How to Count to 100,000 STEM Teachers in 10 Years

100kin10 Summit Science Fair Student

Talia Milgrom-Elcott, Program Officer, Senior Manager STEM Teacher Initiatives, is building a coalition of the willing, an army devoted to bringing thousands of educators to the classroom

On January 25, 2011, President Obama set a clear goal in his State of the Union Address regarding STEM education. “Over the next 10 years, with so many baby boomers retiring from our classrooms,” he said, “we want to prepare 100,000 new teachers in the fields of science and technology and engineering and math.”

One group was already in the process of delivering on the president’s call to action. By June of that year, representatives from 28 organizations—including corporations, foundations, museums, school districts, universities and nonprofits—took to the stage at a Clinton Global Initiative meeting in Chicago. There, the group of partners officially kicked off 100Kin10, a movement to meet the ambitious challenge, with an initial pledge of $20 million.

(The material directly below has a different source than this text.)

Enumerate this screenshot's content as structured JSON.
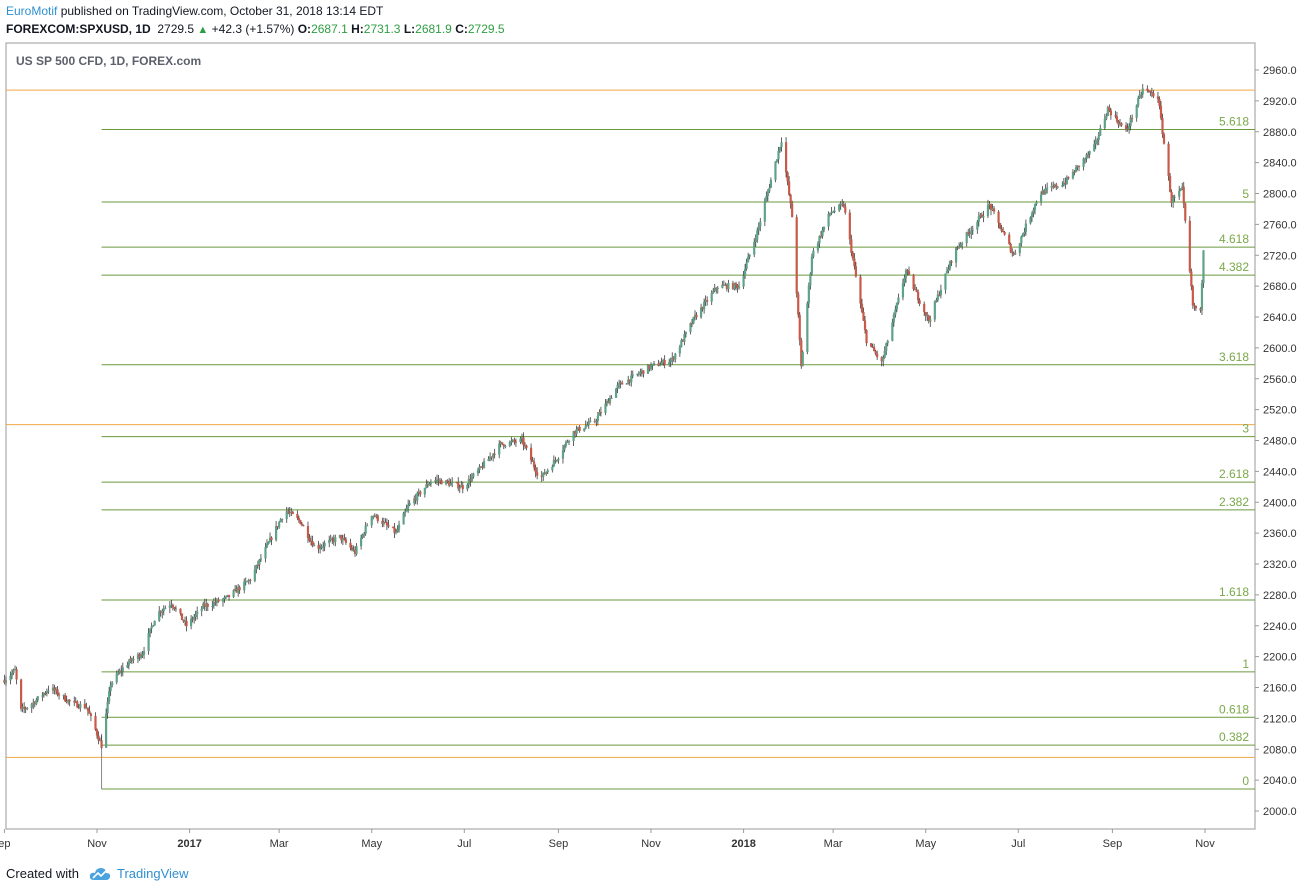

Talia Milgrom-Elcott, a program officer in urban education at Carnegie Corporation of New York, where 100Kin10 is housed, is co-leader of the project, which has since grown to include more than 150 partners, ranging from Sesame Street to NASA, and the Girl Scouts to Google. She believes that the key to training and retaining superb STEM teachers is to have organizations, in a wide range of fields, contribute to the cause in ways that they are uniquely suited to do so. For a company like Intel, that means developing online instruction for teachers. And, for GOOD magazine, it is committing to featuring bi-weekly stories on its website about the efforts of 100Kin10 partners.